Do we have a right to jobs supporting cars sold overseas? Not in my book - we only have a right to claim the # of jobs in proportion to the sales in the US.
Ford currently has about 78,000 employees in North America. If you take out all the employees in Canadian and Mexican plants (13,695), that still leaves 64,305 employees. If you take out all the workers in US plants (40,660), that still leaves 23,645 workers, most of them white-collar… over 8,000 are engineers in Michigan alone.
Overall, Ford has 176,783 employees worldwide, according to their website. That means 36% of their employees are in the US. Last year Ford sold 1,682,323 vehicles in the US, and 4,817,000 worldwide (rounded to nearest thousand in annual report). That’s 34.9% of worldwide sales coming from the US… meaning Ford’s employee base in the US is almost perfectly aligned with their sales from the US.
How does Toyota compare?
They have 28,783 employees in the US, about 2000 of which are engineers (mostly mid-lower level, as VERY little advanced R&D is done in the US - they just started hiring their first PhDs). They have 320,808 employees worldwide. In Toyota’s 09-10 fiscal year they sold 7,237,162 vehicles worldwide.
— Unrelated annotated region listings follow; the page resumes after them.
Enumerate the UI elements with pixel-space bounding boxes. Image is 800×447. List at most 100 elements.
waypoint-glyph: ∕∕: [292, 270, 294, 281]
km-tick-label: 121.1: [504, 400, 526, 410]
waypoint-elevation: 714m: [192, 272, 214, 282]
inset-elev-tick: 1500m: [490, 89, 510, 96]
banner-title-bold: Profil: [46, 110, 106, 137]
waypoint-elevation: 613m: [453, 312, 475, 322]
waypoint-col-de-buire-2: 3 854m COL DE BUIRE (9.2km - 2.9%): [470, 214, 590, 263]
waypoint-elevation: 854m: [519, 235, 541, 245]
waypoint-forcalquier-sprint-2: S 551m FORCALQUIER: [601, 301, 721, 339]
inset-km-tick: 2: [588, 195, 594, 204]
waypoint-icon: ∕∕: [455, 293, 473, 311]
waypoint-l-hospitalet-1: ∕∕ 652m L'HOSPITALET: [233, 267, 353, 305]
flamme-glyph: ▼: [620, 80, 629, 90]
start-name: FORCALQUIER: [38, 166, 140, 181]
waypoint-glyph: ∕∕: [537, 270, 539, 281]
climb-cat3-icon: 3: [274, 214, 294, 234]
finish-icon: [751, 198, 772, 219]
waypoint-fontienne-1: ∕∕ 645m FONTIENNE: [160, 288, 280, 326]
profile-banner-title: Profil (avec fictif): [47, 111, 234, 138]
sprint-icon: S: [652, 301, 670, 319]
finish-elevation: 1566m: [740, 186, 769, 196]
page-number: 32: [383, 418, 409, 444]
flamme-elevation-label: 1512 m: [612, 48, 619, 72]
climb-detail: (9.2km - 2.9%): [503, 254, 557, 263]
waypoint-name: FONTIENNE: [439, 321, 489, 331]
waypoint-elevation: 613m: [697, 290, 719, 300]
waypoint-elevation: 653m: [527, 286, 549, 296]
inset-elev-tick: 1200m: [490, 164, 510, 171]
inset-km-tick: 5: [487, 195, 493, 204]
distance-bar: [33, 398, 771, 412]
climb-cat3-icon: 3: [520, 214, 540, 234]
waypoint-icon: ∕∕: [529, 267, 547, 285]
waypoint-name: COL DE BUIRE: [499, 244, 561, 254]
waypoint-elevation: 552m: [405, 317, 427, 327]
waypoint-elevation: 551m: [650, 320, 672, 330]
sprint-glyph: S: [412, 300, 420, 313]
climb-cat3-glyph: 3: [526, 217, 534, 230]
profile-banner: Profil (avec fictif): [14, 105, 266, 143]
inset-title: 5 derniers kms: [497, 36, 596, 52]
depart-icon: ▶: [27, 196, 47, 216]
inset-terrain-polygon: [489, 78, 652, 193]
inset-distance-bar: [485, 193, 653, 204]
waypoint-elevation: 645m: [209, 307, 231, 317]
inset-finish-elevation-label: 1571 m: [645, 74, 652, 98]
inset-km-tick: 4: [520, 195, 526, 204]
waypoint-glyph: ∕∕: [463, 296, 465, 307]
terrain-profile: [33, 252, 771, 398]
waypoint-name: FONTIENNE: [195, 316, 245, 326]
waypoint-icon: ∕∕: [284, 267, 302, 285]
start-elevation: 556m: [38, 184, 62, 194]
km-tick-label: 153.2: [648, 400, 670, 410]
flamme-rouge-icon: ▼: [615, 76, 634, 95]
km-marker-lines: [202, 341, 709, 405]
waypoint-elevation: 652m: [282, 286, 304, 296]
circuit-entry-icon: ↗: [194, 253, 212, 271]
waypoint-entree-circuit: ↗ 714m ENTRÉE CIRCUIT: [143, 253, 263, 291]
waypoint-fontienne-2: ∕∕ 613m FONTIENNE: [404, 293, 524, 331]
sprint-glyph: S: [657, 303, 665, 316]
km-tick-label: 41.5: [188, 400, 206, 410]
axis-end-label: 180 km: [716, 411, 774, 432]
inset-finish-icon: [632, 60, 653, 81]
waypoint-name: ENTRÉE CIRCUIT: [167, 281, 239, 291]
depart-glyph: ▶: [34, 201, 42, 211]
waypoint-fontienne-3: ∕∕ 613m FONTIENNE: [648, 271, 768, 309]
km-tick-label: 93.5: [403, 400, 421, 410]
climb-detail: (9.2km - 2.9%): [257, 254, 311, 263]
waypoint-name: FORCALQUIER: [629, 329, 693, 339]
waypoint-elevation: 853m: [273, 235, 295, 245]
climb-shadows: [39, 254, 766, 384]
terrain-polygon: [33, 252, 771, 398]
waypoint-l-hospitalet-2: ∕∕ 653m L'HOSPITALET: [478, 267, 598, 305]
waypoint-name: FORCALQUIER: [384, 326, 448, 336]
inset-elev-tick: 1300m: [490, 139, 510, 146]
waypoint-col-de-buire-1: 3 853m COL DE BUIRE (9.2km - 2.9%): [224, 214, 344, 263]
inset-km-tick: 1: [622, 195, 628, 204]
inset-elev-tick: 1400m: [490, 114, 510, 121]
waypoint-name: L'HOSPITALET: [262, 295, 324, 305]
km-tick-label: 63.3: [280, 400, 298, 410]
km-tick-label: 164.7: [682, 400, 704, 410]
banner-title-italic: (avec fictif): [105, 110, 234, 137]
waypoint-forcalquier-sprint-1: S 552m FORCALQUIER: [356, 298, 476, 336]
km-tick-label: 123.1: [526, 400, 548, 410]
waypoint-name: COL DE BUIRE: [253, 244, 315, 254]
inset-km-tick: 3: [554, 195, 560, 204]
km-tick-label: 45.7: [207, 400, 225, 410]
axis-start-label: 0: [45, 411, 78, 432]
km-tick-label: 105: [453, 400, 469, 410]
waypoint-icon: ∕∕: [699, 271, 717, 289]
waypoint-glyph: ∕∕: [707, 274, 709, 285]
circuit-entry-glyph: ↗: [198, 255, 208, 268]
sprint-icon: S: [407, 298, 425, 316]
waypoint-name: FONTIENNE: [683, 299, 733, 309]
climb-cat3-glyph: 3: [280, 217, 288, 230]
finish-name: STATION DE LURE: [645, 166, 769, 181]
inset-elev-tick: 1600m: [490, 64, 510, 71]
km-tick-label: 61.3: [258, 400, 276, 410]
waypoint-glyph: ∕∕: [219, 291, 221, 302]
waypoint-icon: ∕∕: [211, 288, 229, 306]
They had 1,796,163 sales in the US. That’s 24.8% of worldwide sales but 9.0% of employees in the US.
Now, when Ford has nearly as many white-collar employees in the US as Toyota has employees total, while Toyota sells more vehicles in the US… and Ford has approximately the same % of their workforce based in the US as they have % of their sales from the US… and Toyota has a small fraction of the % of their employee base in the US relative to their sales % from the US…
You tell me which one is doing the better job at employing Americans.
The fact that Ford and GM have facilities in other countries is immaterial so long as they keep their employee base weighted in the US appropriately. They sell MANY vehicles overseas, and those countries that buy them deserve jobs, too.
Complaining that they have development facilities in other countries while refusing to acknowledge that Toyota/Honda/Nissan severely underweight their US employment relative to their sales, a problem that is NOT happening at GM or Ford, is simply ignorant.